Tuesday, July 30, 2013

Farmland to mountains

The fifth day of our motorcycle trip from Vermont to Arizona started off cold and gray but the weather forecast promised sunshine and warmer temperatures so we took a chance and packed the raingear. We left Grand Island, Nebraska with the GPS telling us we had 130 miles heading straight west on Route 30 until our first turn.


We amused ourselves on the long, flat road through cornfields and soybeans by counting the cars on the numerous trains that sped by heading east. The longest I counted was 146, or about 1.3 miles long. Mike pumped his arm in the air to encourage the engineers to blow the train whistle, and most of them complied. It reminded me of when I was a little girl and we would take a walk with our grandmother down her dirt road in Indiana farmland to stand on the bridge over the toll road to wave at the truck drivers.

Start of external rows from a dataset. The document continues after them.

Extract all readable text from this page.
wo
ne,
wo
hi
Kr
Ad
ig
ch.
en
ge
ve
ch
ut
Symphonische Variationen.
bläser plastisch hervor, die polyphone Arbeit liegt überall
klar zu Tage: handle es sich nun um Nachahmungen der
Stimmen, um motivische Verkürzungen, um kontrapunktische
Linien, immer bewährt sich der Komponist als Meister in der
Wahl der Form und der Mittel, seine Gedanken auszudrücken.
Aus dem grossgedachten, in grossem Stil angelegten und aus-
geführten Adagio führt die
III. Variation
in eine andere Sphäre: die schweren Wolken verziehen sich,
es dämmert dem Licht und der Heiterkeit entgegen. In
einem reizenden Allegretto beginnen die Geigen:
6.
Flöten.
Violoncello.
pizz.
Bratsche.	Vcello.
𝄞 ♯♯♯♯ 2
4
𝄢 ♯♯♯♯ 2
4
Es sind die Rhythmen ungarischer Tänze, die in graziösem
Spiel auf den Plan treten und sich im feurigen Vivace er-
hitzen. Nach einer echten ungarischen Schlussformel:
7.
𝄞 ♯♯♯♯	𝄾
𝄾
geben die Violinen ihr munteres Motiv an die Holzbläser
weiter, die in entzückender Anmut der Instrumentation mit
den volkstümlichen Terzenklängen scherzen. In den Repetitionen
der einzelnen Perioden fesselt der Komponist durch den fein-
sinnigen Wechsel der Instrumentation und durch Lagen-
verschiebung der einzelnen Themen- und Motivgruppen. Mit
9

About 3 hours into the ride I felt like someone flipped a switch:  the fog lifted, the sun came out in a cloudless blue sky, and the Nebraska landscape changed from lush green fields to rolling grassland. Mike spotted a small yellow cropdusting plane swooping over the fields like a large bird.






Route 30 took us west through the Sand Hills, the largest area of sand dunes in North America. Parts of this ecosystem have never been plowed, and I kept expecting to see a herd of buffalo thundering across the plains.


Mike had the GPS set to show the elevation as we gradually climbed from 1860' in Grand Island, NE to 5430' in Boulder, CO, our destination for the day. Western Nebraska and eastern Colorado are part of the Great Plains that stretch from Canada into Texas east of the Rockies. As we rode west and climbed higher, we watched clouds of dust follow tractors in the brown fields and herds of cattle grazing in the sparse grasslands.





As we kept pushing west, we both scanned the horizon for the first glimpse of the Rockies. I wondered what the pioneers felt as they slowly made their way through the Plains, knowing they had the Rockies to cross. We're looking forward to twisting, curving, steep mountain roads after 3 days of traveling on straight and flat highways, but I'm sure the folks in covered wagons had different thoughts about the Rockies.



We haven't been in a busy city like Boulder yet on this trip, and it was a shock to go from riding lonely miles with the road to ourselves to busy highways.



We're meeting our kids for dinner, looking forward to shooting pool and catching up with their lives. Tomorrow we're continuing our trek west into the Rockies. The flat, straight roads are behind us and the mountains promise a challenging and fun ride.

1 comment:

  1. Hooray for leaving those grey skies behind.

    I am sure those twisties will be a welcome sight.